Please help me.
So we are adopting a baby girl who is about 9 months old. She has never been nursed, but has a huge need to suck. She is lethargic all day and restless all night (at least the days I have been around her). We go back for our court date in late October!
I've noted a few things with us (both of us). 1. She is a harder baby for me to feel bonded with. She is really clingy but also very demanding. I am having personal issues feeling bonded to her (to be honest). 2. She is a horrible sleeper. I don't do good co-sleeping, but in my gut I think it is what she needs to feel safe at night. So I am willing to try it. But I fear her falling off the bed because she is so restless. 3. I think we both need to go back to being a newborn and mother together to help us both feel right about each other. I want to give her the grace and nurturing she deserves and I think that is the most natural way to do it.

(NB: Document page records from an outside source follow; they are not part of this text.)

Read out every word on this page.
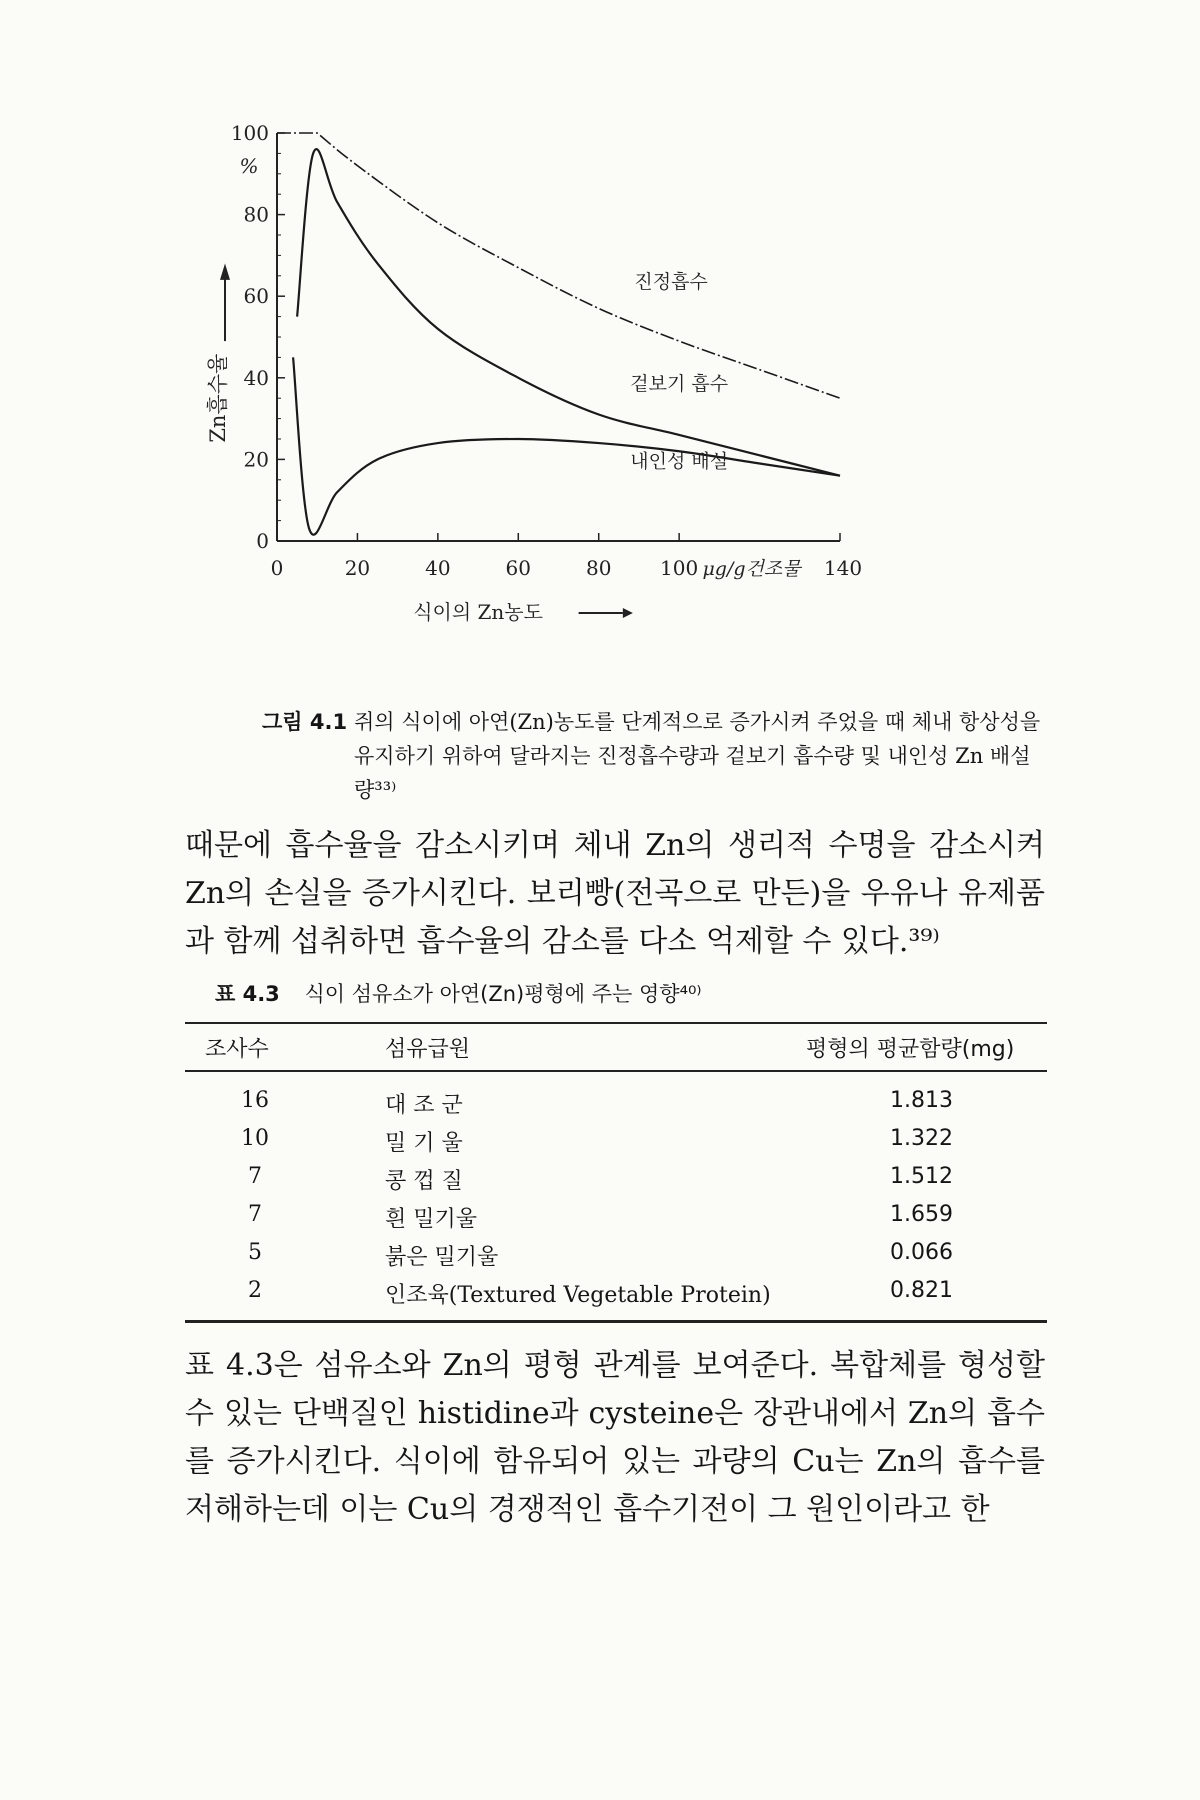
0
20
40
60
80
100
%
Zn흡수율
0	20	40	60	80 100	140
μg/g건조물
식이의 Zn농도
진정흡수
겉보기 흡수
내인성 배설
그림 4.1 쥐의 식이에 아연(Zn)농도를 단계적으로 증가시켜 주었을 때 체내 항상성을 유지하기 위하여 달라지는 진정흡수량과 겉보기 흡수량 및 내인성 Zn 배설량³³⁾
때문에 흡수율을 감소시키며 체내 Zn의 생리적 수명을 감소시켜 Zn의 손실을 증가시킨다. 보리빵(전곡으로 만든)을 우유나 유제품과 함께 섭취하면 흡수율의 감소를 다소 억제할 수 있다.³⁹⁾
표 4.3 식이 섬유소가 아연(Zn)평형에 주는 영향⁴⁰⁾
조사수	섬유급원	평형의 평균함량(mg)
16	대 조 군	1.813
10	밀 기 울	1.322
7	콩 껍 질	1.512
7	흰 밀기울	1.659
5	붉은 밀기울	0.066
2	인조육(Textured Vegetable Protein)	0.821
표 4.3은 섬유소와 Zn의 평형 관계를 보여준다. 복합체를 형성할 수 있는 단백질인 histidine과 cysteine은 장관내에서 Zn의 흡수를 증가시킨다. 식이에 함유되어 있는 과량의 Cu는 Zn의 흡수를 저해하는데 이는 Cu의 경쟁적인 흡수기전이 그 원인이라고 한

Also, nursing is a big deal to me. I think I did a good job of "bottle nursing" her, snuggling in close, having her face me, and making it like a nursing experience. I might even put a blanket up over her next time. I think she will like that.
But I am considering trying to breast feed or soother her at night or other times.
I wanted to, but felt sort of weird about it... for one she has some sores in her mouth... and I am concerned about that... It might be herpes or something less concerning, but I need have that checked. It is like a popped blister on her tongue.
Also, I get all nervous trying to introduce nursing... how should I do that... just pop her on?
Also, I am not interested in doing the whole relactation thing. I don't pump well at all, my milk gets a weird taste after only hours in the fridge or freezer and I don't think I will do well on meds that mess with my hormones... that could get really ugly for me.
But when I express (even now) I always get some drops of whitish liquid... perhaps I will jsut produce again or satisfy her need for soothing...
thoughts? Ideas?
I might also consider a suplimenter... ideas about that?